Begitu juga dalam menyikapi kasus kecurangan mencampurkan baranag (buah) yang jelek/rusak/busuk dengan barang (buah) yang baik/bagus tersebut. Konsumen harus cermat, dengan mencicipi terlebih dahulu atau memilih sendiri atau membuat perjanjian dengan penjual, jika barang (buah) tersebut pada kenyataannya jelek/rusak/busuk, konsumen akan mengembalikannya dan meminta kembali uang yang sudah bayarkan untuk membeli barang (buah) tersbut.
Singkat kata, setiap ada fenomena/tindakan/kasus kecurangan tersebut, konsumen harus menangkalnya/memberi reaksi tidak setuju, tidak menerima atas kecurangan tersebut. Ini penting, biarkan kita (konsumen) dikatakan "cerewet", "rewel", "pelit", ini penting dalam rangka memberi pelajaran bahwa fenomena/tindakan/kasus kecurangan yang mereka lakukan tidak benar.
Dalam hal ini, konsumen harus mendapatkan hak-hak-nya, karena konsumen dilindungi oleh Undang-undang (UU) yakni UU perlindungan konsumen itu sendiri.
Mohon institusi dayang berwenang dan terkait agar dapat mengoptimalkan peran masing-masing, institusi pemerintah, seperti Dinas Perdagangan, Dinas Koperasi dan UMKM, Dinas Kesehatan, Badan Pengawas Obat dan Makanan, termasuk lembaga Perlindungan Konsumen Indonesia.
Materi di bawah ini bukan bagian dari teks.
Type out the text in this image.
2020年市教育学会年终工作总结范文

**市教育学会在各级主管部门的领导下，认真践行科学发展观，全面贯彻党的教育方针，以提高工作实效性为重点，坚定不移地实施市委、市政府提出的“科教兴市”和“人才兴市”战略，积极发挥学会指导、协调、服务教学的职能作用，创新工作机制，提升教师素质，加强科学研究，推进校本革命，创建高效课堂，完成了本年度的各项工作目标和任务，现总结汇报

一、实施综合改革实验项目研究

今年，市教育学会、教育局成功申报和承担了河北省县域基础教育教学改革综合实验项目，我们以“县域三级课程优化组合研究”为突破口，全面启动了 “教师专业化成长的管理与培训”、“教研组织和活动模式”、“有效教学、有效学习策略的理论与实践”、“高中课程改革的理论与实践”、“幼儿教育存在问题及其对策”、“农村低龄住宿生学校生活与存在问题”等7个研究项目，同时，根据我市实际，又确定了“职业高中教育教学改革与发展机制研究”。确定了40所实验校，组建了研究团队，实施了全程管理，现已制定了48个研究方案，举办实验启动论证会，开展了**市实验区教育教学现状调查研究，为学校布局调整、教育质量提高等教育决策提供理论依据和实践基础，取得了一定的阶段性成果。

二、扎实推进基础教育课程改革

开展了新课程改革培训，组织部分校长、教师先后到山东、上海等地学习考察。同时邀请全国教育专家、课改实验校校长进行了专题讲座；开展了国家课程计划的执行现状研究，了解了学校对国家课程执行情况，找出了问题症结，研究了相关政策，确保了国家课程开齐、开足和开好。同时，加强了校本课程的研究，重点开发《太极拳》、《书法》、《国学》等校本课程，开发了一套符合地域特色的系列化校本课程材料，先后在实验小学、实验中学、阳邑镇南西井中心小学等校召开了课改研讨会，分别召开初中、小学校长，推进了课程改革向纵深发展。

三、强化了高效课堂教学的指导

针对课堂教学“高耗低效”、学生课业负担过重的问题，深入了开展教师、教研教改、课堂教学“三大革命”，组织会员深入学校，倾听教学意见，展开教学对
Dalam rangka melindungi konsumen, semua bentuk kecurangan harus dieliminir dan tuntaskan.
Kemudian perlu disadari juga bahwa dalam jangka  panjang,  apa yang konsumen  lakukan dan institusi/lembaga yang terkait terhadap pelaku bisnis tersebut untuk kepentingan mereka senidiri, agar unit bisnis-nya tetap bertahan, langgeng, maju dan berkembang serta digandrungi oleh pembeli/konsumen dan  yang lebih penting lagi, akan tercipta kemesraan antara semua komponen.  Selamat Berjuang!!!!!!